De beslissing van de kantonrechter is dat het verzoek van de werknemer wordt afgewezen en dat iedere partij zijn eigen kosten draagt.

Uitspraak

RECHTBANK HAARLEM
Sector kanton
Locatie Haarlem
zaak/rep.nr.: 439630/ AO VERZ 09-917
datum uitspraak: 4 november 2009
BESCHIKKING ONTBINDING ARBEIDSOVEREENKOMST
inzake
[verzoeker]
te [woonplaats]
verzoeker
hierna te noemen [verzoeker]
gemachtigde mr. B. Kochheim-Bossink
tegen
de besloten vennootschap met beperkte aansprakelijkheid FAIRY GOLF B.V.
te Zandvoort
verweerster
hierna te noemen Fairy Golf
gemachtigde mr. C.M.E. Keuter
De procedure
Op 30 september 2009 is ter griffie een verzoekschrift ontvangen van [verzoeker]. [verzoeker] heeft een verweerschrift ingediend.
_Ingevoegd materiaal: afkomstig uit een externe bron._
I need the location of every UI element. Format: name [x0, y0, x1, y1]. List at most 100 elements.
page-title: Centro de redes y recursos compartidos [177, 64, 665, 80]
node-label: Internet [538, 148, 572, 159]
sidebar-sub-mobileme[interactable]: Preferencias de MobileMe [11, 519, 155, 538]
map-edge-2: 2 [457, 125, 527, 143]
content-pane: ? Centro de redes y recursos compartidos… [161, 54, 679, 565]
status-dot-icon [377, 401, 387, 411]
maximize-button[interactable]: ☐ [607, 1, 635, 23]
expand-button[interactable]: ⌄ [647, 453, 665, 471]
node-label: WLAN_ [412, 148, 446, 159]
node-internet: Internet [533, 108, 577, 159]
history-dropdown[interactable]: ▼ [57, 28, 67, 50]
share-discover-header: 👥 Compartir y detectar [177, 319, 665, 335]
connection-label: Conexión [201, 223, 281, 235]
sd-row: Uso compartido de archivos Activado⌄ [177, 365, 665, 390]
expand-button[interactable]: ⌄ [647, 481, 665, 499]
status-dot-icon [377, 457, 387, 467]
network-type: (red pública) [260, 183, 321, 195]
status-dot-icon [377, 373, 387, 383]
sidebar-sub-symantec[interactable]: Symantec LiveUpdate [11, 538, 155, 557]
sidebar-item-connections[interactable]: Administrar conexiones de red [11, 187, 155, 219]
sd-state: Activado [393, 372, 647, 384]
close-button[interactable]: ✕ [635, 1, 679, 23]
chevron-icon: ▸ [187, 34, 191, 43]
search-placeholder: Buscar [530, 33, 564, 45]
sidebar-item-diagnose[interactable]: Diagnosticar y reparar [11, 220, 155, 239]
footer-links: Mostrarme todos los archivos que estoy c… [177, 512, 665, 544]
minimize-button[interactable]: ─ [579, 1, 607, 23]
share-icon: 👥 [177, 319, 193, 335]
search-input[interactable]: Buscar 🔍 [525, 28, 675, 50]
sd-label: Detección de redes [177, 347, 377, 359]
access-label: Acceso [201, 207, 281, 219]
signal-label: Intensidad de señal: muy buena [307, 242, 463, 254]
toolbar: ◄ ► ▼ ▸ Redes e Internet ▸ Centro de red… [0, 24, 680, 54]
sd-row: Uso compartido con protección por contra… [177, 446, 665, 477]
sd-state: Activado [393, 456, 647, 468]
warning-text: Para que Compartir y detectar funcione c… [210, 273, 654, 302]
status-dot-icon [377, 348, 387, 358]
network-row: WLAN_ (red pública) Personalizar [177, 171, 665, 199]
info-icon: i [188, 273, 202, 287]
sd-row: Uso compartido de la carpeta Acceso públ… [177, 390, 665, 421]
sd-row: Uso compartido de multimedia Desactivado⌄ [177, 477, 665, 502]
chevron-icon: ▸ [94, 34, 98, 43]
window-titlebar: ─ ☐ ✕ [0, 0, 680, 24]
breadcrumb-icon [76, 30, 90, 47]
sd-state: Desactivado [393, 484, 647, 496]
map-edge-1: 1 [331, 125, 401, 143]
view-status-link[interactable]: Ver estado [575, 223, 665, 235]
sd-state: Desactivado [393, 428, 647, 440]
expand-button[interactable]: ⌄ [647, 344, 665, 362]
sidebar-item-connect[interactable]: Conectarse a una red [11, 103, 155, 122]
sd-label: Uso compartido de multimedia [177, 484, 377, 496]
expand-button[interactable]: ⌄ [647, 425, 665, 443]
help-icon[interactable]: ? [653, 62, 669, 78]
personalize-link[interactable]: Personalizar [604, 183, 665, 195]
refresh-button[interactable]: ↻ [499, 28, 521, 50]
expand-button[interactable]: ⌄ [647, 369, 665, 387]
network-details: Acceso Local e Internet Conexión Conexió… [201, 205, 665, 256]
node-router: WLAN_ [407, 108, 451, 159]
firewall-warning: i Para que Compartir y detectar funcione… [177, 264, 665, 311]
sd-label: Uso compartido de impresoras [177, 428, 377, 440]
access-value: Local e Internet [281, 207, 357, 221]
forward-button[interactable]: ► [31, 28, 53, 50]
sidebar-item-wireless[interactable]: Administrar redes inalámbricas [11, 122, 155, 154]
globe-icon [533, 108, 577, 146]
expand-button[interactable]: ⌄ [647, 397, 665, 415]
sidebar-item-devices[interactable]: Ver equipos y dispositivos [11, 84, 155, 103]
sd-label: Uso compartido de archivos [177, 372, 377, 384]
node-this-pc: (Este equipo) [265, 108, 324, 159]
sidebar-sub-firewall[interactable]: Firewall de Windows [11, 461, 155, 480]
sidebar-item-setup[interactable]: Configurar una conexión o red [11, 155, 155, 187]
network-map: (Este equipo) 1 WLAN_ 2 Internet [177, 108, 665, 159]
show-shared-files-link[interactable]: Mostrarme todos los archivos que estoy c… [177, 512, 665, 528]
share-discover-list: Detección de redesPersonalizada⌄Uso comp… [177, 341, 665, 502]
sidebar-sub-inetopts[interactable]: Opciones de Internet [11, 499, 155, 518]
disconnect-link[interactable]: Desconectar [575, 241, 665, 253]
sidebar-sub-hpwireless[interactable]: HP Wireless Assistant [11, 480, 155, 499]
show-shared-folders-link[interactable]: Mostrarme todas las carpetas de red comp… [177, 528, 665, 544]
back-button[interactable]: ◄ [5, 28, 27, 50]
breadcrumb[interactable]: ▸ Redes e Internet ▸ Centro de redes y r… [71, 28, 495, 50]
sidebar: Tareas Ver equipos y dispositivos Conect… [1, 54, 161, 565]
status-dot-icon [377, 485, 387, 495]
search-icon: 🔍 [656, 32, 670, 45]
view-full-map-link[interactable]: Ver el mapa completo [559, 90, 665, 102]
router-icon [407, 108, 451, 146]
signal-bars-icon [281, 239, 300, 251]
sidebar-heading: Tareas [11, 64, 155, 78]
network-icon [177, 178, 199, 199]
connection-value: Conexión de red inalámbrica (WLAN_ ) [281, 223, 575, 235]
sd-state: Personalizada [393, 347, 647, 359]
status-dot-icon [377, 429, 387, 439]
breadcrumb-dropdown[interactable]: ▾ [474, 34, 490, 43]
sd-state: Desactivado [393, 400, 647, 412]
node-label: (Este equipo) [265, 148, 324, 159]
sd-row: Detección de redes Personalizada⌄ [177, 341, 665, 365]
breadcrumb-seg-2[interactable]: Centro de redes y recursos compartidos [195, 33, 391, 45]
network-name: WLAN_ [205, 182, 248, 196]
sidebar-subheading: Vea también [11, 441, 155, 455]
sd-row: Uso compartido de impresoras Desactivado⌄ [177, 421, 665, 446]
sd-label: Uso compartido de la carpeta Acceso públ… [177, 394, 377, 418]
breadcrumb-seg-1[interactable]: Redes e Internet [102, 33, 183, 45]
De mondelinge behandeling van de zaak heeft plaatsgevonden op 28 oktober 2009. Op deze zitting hebben partijen hun standpunten nader toegelicht. De gemachtigde van [verzoeker] heeft pleitnotities overgelegd. De griffier heeft aantekeningen gemaakt van wat partijen verder naar voren hebben gebracht.
Beide partijen hebben producties in het geding gebracht.
De feiten
1. [verzoeker], 41 jaar oud, is op 1 juni 1995 bij de besloten vennootschap Het Bosch B.V. (hierna: Het Bosch) in dienst getreden in de functie van commis de cuisine.
2. Het Bosch was destijds een dochtervennootschap van de besloten vennootschap Gastronomie “Reine du Bois” B.V. (hierna: Reine du Bois), van wie [XXX] (hierna: [XXX]) bestuurder is.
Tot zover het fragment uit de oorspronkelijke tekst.